Determine the point of intersection between a circle (x+2)^2 + (y-2)^2 =1 and the parabola y=-(x+2)^2 +3.can anyone please outline the steps to solve it I have tried solve by substitution but I get Stuck
just plug and chug.
(x+2)^2 + (y-2)^2 =1
so (x+2)^2 = 1-(y-2)^2
y = -(x+2)^2+3
y = (y-2)^1-1 + 3
y = y^2-4y+4+2
y^2-5y+6 = 0
(y-3)(y-2) = 0
So the curves intersect at (-2,3) and (-2±1,2)
http://www.wolframalpha.com/input/?i=plot+(x%2B2)%5E2+%2B+(y-2)%5E2+%3D1,+y%3D-(x%2B2)%5E2+%2B3
Thanks Steve you saved my day
To determine the point of intersection between the circle and the parabola, we need to solve their equations simultaneously. Here are the steps to solve it:
Step 1: Set up the equations
The equation of the circle is (x+2)^2 + (y-2)^2 = 1.
The equation of the parabola is y = -(x+2)^2 + 3.
Step 2: Substitute the equation of the parabola into the equation of the circle
Replace y in the equation of the circle with -(x+2)^2 + 3:
(x+2)^2 + (-(x+2)^2 + 3 - 2)^2 = 1
Step 3: Simplify the equation
Expand and simplify the equation obtained from the substitution:
(x+2)^2 + ((-x-1)^2)^2 = 1
(x+2)^2 + (x^2 + 2x + 1)^2 = 1
Step 4: Solve the equation
Expand and collect like terms in the equation:
(x^2 + 4x + 4) + (x^4 + 4x^3 + 4x^2 + 4x^2 + 16x + 16 + 6x + 9) = 1
x^4 + 4x^3 + 9x^2 + 24x + 29 = 1
Rearrange the equation:
x^4 + 4x^3 + 9x^2 + 24x + 28 = 0
Step 5: Solve the equation for x
Unfortunately, solving this quartic equation directly can be quite complex and may not yield an easily interpretable solution. However, you can use numerical methods or graphing techniques to find approximate solutions.
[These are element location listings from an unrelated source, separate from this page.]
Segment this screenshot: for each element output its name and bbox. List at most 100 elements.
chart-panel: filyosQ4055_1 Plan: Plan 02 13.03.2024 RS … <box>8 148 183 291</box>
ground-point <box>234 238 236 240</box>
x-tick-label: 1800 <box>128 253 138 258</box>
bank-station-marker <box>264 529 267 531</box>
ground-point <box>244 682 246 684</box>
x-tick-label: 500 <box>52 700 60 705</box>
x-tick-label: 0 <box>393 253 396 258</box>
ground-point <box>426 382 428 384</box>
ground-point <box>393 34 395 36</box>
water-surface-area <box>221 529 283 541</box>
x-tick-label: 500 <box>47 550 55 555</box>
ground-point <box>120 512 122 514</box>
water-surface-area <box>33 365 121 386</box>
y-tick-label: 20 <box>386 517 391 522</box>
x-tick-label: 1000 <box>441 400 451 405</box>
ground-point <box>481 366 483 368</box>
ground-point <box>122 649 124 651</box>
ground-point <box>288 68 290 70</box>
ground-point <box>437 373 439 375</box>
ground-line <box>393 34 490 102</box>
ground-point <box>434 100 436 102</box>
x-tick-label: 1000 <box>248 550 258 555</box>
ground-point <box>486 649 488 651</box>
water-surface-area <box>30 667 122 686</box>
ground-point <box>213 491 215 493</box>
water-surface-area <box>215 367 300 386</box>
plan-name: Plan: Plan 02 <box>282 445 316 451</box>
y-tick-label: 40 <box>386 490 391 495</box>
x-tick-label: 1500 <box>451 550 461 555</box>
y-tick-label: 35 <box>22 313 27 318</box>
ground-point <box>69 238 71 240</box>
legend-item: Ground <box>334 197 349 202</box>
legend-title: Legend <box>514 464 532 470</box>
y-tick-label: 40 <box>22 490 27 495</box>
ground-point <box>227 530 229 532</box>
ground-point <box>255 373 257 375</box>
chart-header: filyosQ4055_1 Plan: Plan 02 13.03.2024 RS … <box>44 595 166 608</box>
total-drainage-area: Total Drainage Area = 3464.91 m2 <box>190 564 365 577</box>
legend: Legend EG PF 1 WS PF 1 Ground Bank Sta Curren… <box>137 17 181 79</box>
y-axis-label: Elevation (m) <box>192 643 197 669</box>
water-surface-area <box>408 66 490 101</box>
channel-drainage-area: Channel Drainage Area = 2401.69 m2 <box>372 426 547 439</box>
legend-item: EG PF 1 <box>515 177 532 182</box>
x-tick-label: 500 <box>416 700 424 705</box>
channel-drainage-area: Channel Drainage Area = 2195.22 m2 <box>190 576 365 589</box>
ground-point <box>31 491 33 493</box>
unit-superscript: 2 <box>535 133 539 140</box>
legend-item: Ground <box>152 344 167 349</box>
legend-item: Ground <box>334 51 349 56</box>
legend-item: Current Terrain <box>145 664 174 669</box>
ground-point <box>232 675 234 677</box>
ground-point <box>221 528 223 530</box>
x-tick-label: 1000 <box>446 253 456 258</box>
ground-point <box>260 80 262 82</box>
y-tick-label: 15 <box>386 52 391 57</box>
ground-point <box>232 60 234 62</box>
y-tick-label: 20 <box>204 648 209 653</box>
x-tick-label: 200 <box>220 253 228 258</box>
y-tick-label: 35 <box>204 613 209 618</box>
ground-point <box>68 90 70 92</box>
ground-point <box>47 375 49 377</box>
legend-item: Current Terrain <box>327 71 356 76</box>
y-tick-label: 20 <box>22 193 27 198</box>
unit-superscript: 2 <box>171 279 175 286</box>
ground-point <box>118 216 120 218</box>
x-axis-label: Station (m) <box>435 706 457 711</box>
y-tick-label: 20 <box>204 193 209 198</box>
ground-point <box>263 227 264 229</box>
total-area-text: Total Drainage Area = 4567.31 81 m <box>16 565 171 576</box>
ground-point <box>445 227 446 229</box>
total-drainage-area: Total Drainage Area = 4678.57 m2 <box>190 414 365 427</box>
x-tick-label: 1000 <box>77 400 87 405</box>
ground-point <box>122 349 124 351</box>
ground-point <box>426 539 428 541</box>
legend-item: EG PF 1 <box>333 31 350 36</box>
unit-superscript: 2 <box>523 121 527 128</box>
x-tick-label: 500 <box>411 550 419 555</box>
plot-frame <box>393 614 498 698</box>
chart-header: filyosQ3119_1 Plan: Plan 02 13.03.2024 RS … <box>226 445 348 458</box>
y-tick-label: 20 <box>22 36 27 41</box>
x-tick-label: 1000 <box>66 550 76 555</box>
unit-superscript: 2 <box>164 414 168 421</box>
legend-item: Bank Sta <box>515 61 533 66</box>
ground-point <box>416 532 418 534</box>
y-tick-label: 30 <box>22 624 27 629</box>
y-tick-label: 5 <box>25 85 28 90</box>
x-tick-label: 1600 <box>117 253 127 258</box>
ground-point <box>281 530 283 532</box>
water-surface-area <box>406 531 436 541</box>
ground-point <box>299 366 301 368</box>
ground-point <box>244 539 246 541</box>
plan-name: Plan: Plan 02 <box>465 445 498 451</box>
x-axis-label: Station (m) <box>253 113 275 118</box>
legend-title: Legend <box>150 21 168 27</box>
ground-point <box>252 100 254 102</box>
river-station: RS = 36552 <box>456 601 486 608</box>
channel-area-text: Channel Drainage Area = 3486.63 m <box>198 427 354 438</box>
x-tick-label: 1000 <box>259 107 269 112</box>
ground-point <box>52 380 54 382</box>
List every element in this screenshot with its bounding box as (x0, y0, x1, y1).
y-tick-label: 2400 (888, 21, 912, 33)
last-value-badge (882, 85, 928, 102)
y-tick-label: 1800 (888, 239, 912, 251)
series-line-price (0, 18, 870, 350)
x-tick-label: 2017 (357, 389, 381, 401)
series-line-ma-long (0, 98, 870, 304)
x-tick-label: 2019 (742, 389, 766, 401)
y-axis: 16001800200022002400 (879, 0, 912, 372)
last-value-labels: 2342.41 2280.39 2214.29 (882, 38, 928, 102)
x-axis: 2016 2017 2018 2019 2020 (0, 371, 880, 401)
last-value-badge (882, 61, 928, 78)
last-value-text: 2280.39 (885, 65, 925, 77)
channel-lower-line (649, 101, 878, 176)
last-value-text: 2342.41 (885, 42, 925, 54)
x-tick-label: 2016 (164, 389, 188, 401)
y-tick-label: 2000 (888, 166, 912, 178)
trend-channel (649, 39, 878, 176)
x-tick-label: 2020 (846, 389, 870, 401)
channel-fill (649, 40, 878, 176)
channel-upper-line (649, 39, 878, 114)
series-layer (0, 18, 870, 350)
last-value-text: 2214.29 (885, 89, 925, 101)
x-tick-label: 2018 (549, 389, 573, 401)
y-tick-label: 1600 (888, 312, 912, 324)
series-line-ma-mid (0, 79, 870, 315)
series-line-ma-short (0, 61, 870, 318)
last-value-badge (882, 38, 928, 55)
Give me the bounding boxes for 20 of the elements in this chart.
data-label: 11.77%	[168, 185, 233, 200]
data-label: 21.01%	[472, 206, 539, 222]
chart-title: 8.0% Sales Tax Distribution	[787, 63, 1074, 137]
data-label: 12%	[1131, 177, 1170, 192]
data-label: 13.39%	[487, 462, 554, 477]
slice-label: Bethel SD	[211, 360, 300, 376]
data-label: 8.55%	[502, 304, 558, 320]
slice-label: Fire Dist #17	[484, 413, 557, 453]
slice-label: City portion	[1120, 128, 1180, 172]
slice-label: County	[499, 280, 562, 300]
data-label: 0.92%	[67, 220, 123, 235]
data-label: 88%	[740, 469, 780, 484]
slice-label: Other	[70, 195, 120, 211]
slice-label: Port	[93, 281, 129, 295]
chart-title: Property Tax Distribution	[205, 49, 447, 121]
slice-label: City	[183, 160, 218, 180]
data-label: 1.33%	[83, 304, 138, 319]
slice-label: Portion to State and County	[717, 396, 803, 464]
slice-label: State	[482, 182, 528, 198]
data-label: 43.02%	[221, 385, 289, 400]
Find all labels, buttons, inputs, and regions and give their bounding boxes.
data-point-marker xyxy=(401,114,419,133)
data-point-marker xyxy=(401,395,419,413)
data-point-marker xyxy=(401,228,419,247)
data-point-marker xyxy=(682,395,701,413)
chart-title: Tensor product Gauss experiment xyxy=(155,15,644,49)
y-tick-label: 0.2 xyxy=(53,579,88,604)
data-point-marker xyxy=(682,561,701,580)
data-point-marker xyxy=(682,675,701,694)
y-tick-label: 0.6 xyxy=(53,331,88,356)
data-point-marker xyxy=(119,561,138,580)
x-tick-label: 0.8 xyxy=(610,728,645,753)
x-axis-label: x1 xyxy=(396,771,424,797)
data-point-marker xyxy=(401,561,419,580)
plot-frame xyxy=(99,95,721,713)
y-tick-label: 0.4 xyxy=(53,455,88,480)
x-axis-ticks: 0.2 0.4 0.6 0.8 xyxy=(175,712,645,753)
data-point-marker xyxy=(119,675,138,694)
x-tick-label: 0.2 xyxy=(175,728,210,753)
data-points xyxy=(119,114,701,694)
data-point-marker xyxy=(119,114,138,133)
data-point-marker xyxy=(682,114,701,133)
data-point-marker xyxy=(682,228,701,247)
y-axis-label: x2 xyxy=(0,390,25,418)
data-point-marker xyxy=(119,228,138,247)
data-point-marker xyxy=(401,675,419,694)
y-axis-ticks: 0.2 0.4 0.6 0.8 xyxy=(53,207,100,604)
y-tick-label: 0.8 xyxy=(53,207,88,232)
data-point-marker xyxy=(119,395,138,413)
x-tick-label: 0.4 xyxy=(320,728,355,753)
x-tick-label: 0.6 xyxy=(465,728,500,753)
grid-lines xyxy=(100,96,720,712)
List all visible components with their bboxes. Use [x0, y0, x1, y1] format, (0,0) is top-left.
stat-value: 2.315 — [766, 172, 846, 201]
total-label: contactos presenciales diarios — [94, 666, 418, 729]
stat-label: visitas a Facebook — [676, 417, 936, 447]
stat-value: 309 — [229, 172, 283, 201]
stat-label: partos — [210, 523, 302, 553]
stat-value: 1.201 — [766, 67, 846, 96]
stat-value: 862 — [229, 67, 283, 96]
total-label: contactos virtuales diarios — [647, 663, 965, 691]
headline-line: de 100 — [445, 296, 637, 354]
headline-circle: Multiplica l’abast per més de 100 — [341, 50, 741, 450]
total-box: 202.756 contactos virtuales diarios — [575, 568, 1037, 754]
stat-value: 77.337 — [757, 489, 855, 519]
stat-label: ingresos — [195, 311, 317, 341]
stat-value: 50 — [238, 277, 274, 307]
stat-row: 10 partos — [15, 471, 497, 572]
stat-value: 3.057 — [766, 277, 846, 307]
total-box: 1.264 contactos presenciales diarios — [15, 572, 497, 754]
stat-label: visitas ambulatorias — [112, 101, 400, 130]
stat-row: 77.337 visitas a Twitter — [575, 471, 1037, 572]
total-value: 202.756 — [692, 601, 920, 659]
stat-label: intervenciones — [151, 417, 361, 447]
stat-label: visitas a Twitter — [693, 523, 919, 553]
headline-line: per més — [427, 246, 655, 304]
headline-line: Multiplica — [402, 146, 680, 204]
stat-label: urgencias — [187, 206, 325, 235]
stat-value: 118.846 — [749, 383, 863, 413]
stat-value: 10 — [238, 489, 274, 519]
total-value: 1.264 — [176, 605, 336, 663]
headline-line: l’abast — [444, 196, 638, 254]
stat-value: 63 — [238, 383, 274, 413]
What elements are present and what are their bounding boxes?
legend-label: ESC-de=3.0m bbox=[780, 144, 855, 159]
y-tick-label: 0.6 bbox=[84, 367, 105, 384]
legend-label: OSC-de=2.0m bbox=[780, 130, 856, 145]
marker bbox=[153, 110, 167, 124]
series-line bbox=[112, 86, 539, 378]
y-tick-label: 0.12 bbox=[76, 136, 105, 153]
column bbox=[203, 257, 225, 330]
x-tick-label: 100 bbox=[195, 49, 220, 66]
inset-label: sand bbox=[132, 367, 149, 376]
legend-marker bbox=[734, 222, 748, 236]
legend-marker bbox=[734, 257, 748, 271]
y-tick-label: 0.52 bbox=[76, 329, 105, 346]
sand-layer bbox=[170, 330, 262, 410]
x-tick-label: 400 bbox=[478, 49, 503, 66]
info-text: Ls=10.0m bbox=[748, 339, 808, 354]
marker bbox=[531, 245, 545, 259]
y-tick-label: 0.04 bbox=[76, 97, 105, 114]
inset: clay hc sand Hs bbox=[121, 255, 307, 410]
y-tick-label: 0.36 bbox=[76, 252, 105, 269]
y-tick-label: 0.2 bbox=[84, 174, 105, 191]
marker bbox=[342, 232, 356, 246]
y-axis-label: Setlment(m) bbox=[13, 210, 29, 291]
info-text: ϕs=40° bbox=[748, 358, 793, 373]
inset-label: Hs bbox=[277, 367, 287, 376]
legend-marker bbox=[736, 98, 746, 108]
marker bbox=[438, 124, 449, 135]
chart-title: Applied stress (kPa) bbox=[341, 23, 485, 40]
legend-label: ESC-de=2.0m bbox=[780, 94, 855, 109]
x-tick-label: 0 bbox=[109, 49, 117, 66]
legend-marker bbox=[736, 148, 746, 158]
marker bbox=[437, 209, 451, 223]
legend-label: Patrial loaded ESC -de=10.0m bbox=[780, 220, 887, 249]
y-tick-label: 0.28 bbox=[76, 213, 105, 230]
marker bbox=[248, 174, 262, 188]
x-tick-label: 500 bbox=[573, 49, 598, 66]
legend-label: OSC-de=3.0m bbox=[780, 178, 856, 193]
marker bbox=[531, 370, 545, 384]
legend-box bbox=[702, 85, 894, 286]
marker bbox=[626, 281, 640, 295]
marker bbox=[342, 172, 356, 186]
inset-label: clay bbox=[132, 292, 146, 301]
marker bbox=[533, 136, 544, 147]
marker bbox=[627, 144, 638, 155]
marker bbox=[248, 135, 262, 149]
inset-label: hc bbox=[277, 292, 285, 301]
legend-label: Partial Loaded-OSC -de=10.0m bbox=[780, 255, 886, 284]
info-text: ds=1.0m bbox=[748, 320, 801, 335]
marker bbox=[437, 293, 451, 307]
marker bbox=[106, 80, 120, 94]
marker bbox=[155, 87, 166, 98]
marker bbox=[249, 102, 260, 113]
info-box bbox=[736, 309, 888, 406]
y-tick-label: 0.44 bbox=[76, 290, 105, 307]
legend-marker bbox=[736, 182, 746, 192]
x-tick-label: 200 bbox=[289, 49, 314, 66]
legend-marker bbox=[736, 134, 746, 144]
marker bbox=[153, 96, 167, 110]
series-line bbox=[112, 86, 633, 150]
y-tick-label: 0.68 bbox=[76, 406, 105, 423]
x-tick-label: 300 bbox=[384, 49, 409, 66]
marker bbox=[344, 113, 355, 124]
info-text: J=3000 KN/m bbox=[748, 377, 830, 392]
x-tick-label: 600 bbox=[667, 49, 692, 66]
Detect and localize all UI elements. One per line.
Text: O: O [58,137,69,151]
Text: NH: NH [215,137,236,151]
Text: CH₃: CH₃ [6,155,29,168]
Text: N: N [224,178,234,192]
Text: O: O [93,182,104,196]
Step 6: Substitute values of x back into the equation of the parabola
For each value of x found in Step 5, substitute them back into the equation of the parabola: y = -(x+2)^2 + 3.
This will give you the corresponding y-values for the points of intersection.
By following these steps, you can find the approximate points of intersection between the given circle and parabola.